Se publica en la Revista Refugios mi relato "El fin de todo".
Es un gran honor.
https://refugiosrevistacul.wixsite.com/refugios/single-post/el-fin-de-todo?fbclid=IwAR3nFA7240mq_69x-VF10yWD5Q194HAqX-Nez6j9WrbMofbQzfpg0O9lq44
EL FIN DE TODO
Antonio J. Quesada
Todo esto que cuento sucedió. Sé
que sucedió, pues lo vi con mis propios ojos. Pero nadie me cree, pues no
apareció en la prensa, en la radio ni en la televisión, y parece que los
vecinos no se enteraron de nada. Lo que no sale en los medios de comunicación
no existe.
Pero esto sucedió, créanme. Sé que sucedió,
pues lo vi con mis propios ojos.
Bajé a la calle dispuesto para ese largo paseo con que me homenajeo, al
alba, cada domingo. Desde que abandoné la práctica del fútbol, para evitar
lesiones mayores (ya no tengo edad para lo que podía venir…), este paseo
dominical es mi gran actividad deportiva. Ya sé que no es gran cosa, que nunca
tendré los músculos de esos jóvenes que frecuentan los gimnasios y que, por
tanto, jamás ligaré mujeres (u hombres, si tal fuera el gusto) con la
diligencia que ellos exhiben. Lo asumo. No pasa nada: a problemas más graves hago
frente cada día y no me vengo abajo.
Tiro la basura, que parece que fabrico cada sábado, a eso de las siete de
la mañana y me dispongo a cruzar la calle para dirigirme al mar (“que es el
morir”, como nos enseñara Jorge Manrique). Sin embargo, algo anormal sucede
hoy: una parte de la calle está precintada. En concreto, la parte próxima a la
entrada del garaje de mi comunidad de vecinos. Es el tramo en que hay una
cafetería de calidad más que dudosa, tanto en sus productos como en su servicio.
Algunas personas (algún policía, incluso) ocupan la calle, y todos miran hacia
el bloque. No es normal este ambiente, en pleno domingo y a estas horas tan tempranas
e indecorosas. He pensado que a lo mejor hay peligro de derrumbamiento: he
vivido esa situación en otras ocasiones, y se parece mucho a esto.
No soy curioso, pero esa mañana me pudo la curiosidad y decido acercarme.
Al fin y al cabo salgo para pasear: puedo cruzar en el paso de cebra próximo al
lugar y, además, enterarme del problema.

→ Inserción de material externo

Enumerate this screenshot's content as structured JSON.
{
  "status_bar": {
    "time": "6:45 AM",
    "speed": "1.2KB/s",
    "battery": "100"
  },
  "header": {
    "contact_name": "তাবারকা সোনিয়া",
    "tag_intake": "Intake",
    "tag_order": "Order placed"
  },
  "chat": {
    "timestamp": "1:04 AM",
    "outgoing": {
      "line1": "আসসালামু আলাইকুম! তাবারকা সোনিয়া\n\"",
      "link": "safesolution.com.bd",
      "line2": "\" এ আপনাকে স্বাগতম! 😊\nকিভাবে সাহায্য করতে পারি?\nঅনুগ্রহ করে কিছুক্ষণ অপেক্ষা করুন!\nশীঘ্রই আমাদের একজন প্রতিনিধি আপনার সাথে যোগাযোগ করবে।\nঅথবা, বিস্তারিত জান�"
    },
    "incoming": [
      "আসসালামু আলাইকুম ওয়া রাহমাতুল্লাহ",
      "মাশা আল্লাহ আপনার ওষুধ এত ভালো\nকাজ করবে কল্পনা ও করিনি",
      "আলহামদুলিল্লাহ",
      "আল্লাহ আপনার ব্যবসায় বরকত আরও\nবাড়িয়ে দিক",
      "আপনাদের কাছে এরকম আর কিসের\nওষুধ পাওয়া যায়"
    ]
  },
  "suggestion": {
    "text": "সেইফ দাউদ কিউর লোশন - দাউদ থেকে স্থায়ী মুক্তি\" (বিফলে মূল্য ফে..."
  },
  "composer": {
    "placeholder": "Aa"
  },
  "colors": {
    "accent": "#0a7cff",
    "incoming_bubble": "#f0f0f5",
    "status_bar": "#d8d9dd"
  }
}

Al aproximarme veo a varias personas
tomando fotografías de un concreto balcón con el teléfono móvil, y a bastantes
más policías de los que imaginaba, todos mirando para el mismo balcón. Esto parece
más importante de lo que pensaba.
Miro para el balcón: un joven parece intentar acceder al balcón desde la
fachada, frente a la atenta mirada del público concentrado allí. El balcón está
abierto y dentro hay una luz encendida.
Inmediatamente soy consciente de todo. Dios de mi vida.
El joven no intenta acceder a ningún sitio, ahora todo es evidente para
mí: su inmovilidad, la extraña postura y la cuerda que une su cuello a algo que
está dentro del balcón lo dejan todo claro.
Es la primera vez en mi vida que asisto, de modo tan descarnado, al
espectáculo que ofrece una criatura que, vayan a saber por qué horrible razón,
se lanza al vacío con el cuello abrigado por una soga.
En el balcón hay luz. Se percibe detrás de las cortinas. Es siniestro.
Desde entonces me obsesionará ese escenario, cargado de la más horrible
soledad: esas luces que un suicida deja encendidas antes de proceder a ejecutar
su plan. Ya las había visto en otra ocasión, que ahora no viene al caso, pero a
partir de ahora me perseguirá esa luz durante bastante tiempo.
Un espectador que no reparara en la cuerda que une el cuello con algo
dentro del balcón podría pensar que el muchacho, vestido con ropa deportiva,
pretende acceder al inmueble. Me sucedió a mí, incluso. El hecho de que la
pierna derecha repose en un saliente de la fachada y el raro gesto de la pierna
izquierda, flexionada, ayudan a pensar que en este preciso momento está en
dicha tarea.
Sin embargo, no hay duda: la inmovilidad del joven y, ante todo, esa
cuerda siniestra, maldita, no dejan lugar a dudas.
Esto no es el comienzo de nada. Esto es el fin de todo.